The defining features of the Internet of Things systems and networks, including high network density, the presence of heterogeneous devices characterized by the availability of multiple Radio Access Technologies, the integration between user networks and critical infrastructure systems, and the presence of Device-2-Device links beyond the traditional Device-2-Infrastructure communications, pose new, challenging security issues, calling for new strategies in order to ensure authentication of users/devices and confidentiality/integrity of information. An additional feature of the 5G radio interfaces that are expected to be an integral part of IoT deployment can however support the design of such new strategies: this is the support for high accuracy indoor positioning.
The SecurPos project investigates the interaction between indoor positioning and security in 5G IoT systems. The project addresses this topic from a twofold point of view. On one hand, SecurPos aims at defining new algorithms for indoor positioning in 5G systems that take into account the security threats inherent to the novel network scenarios introduced by the IoT paradigm, and take advantage of the features of 5G devices in order to face such threats while guaranteeing the required accuracy and availability of position information. On the other hand, SecurPos assesses how position information can be used as an additional security feature, in particular for IoT devices that do not possess the hardware and processing capabilities required to implement advanced physical layer security strategies.
The theoretical analysis leading to the design of positioning algorithms and security strategies is supported by performance evaluation carried out by means of computer simulations as well as of experiments run on an indoor positioning testbed supporting multiple wireless technologies.
The SecurPos project will tackle an extremely innovative problem: how to take advantage of specific 5G technologies and networks characteristics to obtain accurate, reliable position information in presence of security threats, and how to use this position information to improve security even for low cost, low complexity devices, that cannot adopt CSI-based approaches to enforce physical layer security.
In doing so, SecurPos will go beyond the current state of the art under several aspects, as detailed in the following:
1) Impact of 5G high device density on the performance and robustness to security threats of distributed indoor positioning algorithms - distributed indoor positioning has been a hot research topic since the idea of ad hoc networks surfaced, but researchers soon realized that this approach only makes sense when network density is sufficiently high to ensure that most network devices obtain enough information to determine their own position. The high density that is expected to characterize 5G networks will allow to effectively implement these algorithms; in addition a higher density will potentially allow to counteract the presence of malicious devices aiming to disrupt the positioning service either by injecting fake data or by modifying data received by other legit devices before forwarding them.

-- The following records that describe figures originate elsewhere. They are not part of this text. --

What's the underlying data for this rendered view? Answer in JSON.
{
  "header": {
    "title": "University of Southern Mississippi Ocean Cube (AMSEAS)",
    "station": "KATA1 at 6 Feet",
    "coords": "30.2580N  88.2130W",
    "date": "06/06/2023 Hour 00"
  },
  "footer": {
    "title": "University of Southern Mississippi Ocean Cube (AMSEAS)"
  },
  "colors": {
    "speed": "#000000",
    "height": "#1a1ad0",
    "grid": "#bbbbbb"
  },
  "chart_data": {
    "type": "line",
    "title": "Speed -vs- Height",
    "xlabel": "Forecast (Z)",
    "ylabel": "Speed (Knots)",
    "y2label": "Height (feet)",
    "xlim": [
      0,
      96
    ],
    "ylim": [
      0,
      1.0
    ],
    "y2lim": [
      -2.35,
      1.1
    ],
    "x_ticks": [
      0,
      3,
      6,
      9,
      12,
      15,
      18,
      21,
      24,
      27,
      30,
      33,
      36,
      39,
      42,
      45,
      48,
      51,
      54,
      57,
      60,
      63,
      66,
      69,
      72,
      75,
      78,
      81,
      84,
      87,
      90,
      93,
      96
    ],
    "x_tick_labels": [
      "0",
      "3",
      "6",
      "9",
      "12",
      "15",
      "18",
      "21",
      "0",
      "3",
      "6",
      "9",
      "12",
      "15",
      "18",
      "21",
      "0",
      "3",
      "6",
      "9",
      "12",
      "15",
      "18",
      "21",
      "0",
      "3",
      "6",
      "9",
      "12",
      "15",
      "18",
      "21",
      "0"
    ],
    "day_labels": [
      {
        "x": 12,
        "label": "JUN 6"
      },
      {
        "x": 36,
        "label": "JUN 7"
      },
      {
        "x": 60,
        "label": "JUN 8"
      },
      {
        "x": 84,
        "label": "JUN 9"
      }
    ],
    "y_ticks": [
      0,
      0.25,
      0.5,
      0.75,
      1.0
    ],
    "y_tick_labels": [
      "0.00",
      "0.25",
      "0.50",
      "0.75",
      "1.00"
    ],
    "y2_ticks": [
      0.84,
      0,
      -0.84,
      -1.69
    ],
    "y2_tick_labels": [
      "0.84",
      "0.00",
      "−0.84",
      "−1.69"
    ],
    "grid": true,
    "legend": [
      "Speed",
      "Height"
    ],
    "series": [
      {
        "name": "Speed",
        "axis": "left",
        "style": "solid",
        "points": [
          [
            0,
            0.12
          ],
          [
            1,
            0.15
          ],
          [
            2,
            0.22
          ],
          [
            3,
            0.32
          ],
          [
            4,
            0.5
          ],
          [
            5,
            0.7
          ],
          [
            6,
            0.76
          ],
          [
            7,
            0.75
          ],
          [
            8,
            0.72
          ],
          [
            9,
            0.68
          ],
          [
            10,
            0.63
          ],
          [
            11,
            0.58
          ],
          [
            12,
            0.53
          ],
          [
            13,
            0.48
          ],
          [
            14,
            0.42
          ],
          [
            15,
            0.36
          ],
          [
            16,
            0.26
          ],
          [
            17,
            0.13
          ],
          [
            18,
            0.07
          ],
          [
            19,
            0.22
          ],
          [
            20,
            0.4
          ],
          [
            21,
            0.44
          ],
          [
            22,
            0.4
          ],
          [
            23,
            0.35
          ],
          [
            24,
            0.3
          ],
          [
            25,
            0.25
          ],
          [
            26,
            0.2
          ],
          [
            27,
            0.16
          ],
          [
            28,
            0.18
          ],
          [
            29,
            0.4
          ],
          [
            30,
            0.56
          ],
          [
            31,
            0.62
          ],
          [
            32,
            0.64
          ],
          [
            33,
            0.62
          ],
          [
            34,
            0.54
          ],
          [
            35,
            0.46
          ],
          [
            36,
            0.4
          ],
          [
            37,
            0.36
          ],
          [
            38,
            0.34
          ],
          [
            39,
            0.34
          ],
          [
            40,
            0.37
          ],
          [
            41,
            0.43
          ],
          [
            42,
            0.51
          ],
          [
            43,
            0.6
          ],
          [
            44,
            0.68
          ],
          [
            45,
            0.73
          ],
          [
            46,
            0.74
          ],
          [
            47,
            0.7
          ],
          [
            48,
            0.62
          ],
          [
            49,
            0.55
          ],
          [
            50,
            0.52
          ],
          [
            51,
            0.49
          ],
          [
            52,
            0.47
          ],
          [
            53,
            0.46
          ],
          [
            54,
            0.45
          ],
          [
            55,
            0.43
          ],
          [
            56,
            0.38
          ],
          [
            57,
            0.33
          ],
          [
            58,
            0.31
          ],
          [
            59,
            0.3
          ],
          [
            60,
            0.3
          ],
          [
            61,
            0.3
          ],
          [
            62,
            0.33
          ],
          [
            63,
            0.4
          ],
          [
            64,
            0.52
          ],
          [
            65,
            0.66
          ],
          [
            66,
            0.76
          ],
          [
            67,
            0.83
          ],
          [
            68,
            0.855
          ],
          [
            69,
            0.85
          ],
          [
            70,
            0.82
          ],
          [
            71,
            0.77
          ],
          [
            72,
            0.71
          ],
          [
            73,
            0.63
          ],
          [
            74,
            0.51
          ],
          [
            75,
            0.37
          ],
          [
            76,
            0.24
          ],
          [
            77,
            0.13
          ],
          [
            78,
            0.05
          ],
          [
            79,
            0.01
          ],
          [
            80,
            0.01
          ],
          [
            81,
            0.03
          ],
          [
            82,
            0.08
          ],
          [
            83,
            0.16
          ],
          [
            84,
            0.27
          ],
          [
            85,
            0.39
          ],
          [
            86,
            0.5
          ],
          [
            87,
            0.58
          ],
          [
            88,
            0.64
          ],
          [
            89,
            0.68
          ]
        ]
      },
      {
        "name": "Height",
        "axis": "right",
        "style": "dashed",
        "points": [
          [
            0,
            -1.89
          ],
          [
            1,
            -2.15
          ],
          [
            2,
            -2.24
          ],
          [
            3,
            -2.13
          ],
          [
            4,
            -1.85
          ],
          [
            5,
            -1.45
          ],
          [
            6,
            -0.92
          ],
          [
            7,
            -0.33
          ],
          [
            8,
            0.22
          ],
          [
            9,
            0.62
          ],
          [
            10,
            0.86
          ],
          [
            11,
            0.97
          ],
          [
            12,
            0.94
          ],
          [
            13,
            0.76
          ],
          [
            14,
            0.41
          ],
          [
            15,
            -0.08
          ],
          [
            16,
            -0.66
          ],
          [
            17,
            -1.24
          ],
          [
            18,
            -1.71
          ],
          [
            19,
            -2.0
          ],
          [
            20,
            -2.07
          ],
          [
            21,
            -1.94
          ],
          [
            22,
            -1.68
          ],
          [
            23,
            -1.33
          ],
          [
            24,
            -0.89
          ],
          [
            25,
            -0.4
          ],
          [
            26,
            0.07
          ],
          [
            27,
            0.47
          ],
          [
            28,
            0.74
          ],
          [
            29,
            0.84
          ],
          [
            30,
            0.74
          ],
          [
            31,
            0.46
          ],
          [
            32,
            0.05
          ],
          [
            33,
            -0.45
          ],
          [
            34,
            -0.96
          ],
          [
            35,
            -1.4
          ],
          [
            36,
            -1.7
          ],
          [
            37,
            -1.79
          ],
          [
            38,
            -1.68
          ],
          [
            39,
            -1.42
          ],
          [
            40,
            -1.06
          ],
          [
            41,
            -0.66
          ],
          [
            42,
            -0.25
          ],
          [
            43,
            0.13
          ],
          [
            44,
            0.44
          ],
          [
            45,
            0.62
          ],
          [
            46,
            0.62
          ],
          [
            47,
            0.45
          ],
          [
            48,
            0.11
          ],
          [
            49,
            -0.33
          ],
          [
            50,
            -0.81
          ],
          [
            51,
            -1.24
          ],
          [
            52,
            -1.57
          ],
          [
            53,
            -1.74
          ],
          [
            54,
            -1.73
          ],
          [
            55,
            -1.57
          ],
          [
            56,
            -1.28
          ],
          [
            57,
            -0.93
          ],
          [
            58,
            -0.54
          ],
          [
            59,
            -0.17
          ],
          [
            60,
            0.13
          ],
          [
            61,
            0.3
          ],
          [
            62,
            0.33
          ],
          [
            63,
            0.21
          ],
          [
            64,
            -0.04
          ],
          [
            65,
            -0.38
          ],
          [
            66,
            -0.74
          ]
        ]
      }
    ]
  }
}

2) Use of multiple Radio Access Technologies (RATs) to support scalable, secure indoor positioning - Indoor positioning algorithms based on RF technologies have usually assumed the use of a single RAT, e.g. WiFi or Bluetooth. Current devices are however typically characterized by multiple RATs, and 5G ones are expected to exacerbate this trend. The use of multiple RATs is thus a natural evolution in the design of indoor positioning algorithms, and will be indeed explored in SecurPos. The use of multiple RATs will be considered with two main objectives in mind: an increase in accuracy and availability of position information, resulting from the additional data available for determining the position of devices, and an increase in robustness to the security threats posed by rogue infrastructure elements and malicious devices, thanks to the possibility of cross-checking the data obtained on different RATs. Algorithms will be designed so to define the role of different devices in positioning according to their positioning capabilities and expected robustness to security threats. As an example, MIMO systems are often considered as more robust to security threats thanks to their capability to steer signal so to "avoid" malicious receivers: this capability should be taken into account in defining their role in a distributed positioning system.
3) Design of adaptive indoor positioning algorithms - The extremely variegate network topologies expected to be available in 5G IoT systems, composed by overlapping infrastructure and D2D links, will open the way to the design of algorithms that will adaptively switch from distributed to centralized positioning (and viceversa) depending on network topology and assessed security conditions. As an example, when many trusted devices are available the algorithm should rely on distributed positioning, but switch to infrastructure when assessment of data indicates that one or more devices are potentially security risks (e.g. based on crosschecking of different RATs or reports from neighboring devices), aiming to obtain in all cases the best tradeoff between accuracy, availability and reliability of position information.
4) Use of position information to support and complement physical layer security in 5G networks - The availability of position information may be an additional safe guard when an undetected network breach would allow access to network information to a malicious user, in particular in the case of fake identities, where a malicious device is spoofing the identity of another active device and transmitting from a different position. In order to be useful, however, the position information should be accurate and reliable enough to correctly identify two devices using the same identity. The expected higher accuracy of 5G-based positioning will have to match the higher device density, that will reduce the average distance between devices, and make harder to distinguish different devices. SecurPos will investigate the impact of errors in indoor positioning on device identification, and assess the impact of erroneous threat identification and corresponding corrective measures (e.g. wrongful exclusion of a device from the network) on network performance.